Estimados defensores de la homeopatía: 

  Me enorgullece poder escribir en este blog para responder a vuestra preocupación por la situación actual en la que se encuentra la homeopatía en España mostrada en esta petición.
  Me dirijo a ustedes como farmacéutica y defensora de la salud. La salud así, en general, sin adjetivos absurdos con los que intentar justificar una falta de rigor científico o ética profesional. También escribo por todos los pacientes, incluidos los que consumen productos homeopáticos, porque no merecen que farmacéuticos y/o médicos escoltados por una bata blanca les hagan creer que la homeopatía tiene un efecto mayor al que se consigue con un placebo. Y por supuesto que defiendo su derecho a la libertad de elección terapéutica, pero tienen que ser informados rigurosamente. Porque equiparar a un medicamento, que ha demostrado seguridad y eficacia, con un producto homeopático, que solo ha demostrado seguridad porque a la efectividad ni se la espera, es injusto.
  Me hace especial ilusión que habléis de la campaña que se está haciendo en contra de la homeopatía. Pero no es una “campaña de difamación” como vosotros indicáis, sino de información.

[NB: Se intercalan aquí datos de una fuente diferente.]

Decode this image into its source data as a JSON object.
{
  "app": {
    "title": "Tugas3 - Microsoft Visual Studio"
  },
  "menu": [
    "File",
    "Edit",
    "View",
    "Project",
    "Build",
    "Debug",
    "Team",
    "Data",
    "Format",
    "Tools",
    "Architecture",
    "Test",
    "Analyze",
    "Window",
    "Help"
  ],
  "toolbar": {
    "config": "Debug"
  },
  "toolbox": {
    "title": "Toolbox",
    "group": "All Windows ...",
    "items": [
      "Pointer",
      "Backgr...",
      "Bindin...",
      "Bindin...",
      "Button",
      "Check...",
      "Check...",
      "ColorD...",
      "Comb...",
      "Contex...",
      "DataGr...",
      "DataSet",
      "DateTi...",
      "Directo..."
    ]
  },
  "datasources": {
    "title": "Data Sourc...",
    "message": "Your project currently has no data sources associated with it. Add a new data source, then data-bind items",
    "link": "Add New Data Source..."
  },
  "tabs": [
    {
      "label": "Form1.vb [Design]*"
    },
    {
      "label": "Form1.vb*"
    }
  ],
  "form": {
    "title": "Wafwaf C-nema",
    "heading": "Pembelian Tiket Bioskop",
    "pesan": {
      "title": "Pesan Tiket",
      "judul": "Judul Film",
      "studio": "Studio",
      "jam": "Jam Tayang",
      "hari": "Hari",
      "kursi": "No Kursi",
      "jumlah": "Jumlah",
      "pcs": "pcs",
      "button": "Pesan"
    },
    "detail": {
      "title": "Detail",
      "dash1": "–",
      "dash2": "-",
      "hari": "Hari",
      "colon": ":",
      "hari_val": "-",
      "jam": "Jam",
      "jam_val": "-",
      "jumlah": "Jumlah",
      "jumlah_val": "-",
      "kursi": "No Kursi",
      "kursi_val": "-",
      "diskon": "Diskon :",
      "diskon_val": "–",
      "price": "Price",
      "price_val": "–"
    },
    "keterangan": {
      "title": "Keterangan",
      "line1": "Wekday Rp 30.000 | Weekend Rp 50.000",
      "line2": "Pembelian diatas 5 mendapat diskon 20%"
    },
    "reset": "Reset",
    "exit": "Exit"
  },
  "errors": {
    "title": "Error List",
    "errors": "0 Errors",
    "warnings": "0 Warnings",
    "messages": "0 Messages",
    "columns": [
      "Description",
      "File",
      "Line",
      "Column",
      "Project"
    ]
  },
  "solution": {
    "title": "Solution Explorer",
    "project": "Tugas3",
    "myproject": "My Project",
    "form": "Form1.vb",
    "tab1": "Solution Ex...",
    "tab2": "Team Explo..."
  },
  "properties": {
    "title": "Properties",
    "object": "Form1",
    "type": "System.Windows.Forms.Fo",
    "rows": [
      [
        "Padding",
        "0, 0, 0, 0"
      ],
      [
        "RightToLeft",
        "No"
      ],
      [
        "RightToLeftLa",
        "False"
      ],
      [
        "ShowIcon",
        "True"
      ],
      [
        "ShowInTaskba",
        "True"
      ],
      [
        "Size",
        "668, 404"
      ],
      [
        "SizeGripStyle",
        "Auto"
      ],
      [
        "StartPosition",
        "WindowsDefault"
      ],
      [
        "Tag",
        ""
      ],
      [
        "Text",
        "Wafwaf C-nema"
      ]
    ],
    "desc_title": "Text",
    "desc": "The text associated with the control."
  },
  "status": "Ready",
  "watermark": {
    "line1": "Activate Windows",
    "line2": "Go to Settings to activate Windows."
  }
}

Asociaciones como FarmaCiencia son necesarias para que la población conozca que las sociedades científicas farmacéuticas, la Real Academia Nacional de Farmacia e incluso los estudiantes muestran su total desacuerdo con la homeopatía. Porque, como vosotros bien sabéis, los productos homeopáticos están en una situación privilegiada dentro de un limbo legal en España y, ya que no sois capaces de reconocer que os habéis beneficiado de ello, os lo tenemos que recordar nosotros y contárselo a la población para que no les confundáis con la terminología del ámbito legal, que no científico. Pues en el campo de la ciencia no se llama medicamento a un producto que no tiene principios activos con los que justificar su acción terapéutica.
  Siguiendo con el tema de la ciencia, veo que preguntan de qué ciencia estamos hablando. Pues se lo explico de manera sencilla: hablamos de la única que existe, la que aplica el método científico. Me alegra que hayan buscado artículos en la base de datos PubMed. Y ya que los han buscado, sería conveniente que los leyeran para que se dieran cuenta de que su calidad y, por lo tanto, su veracidad, son prácticamente nulas. Pero como veo que a ustedes les interesan más la cifras, les animo a hacer una búsqueda en esa misma base de datos con la palabra “magic*”. Yo no os por preocuparles, pero la magia, siguiendo su criterio, es casi el doble de efectiva que la homeopatía.
  Me parece especialmente chocante que hablen con tanto desprecio de los medicamentos convencionales. Afortunadamente, han ido mejorando con el tiempo porque el conocimiento científico avanza con el descubrimiento de nuevos principios activos y mejores formas de liberación de fármacos. Que la homeopatía no haya cambiado en sus 200 años de historia dice mucho. Y un ejemplo muy claro es el del Oscilococcinum®, un preparado formado por una dilución de hígado y corazón de pato de Barbarie. El término oscillococcinum lo acuñó un médico llamado Joseph Roy para llamar a una bacteria que dijo haber visto que para él era la causante de enfermedades muy diversas entre las que estaban la tuberculosis o las paperas y el hígado y corazón de este pato se consideró uno de los reservorios más importantes de la gripe.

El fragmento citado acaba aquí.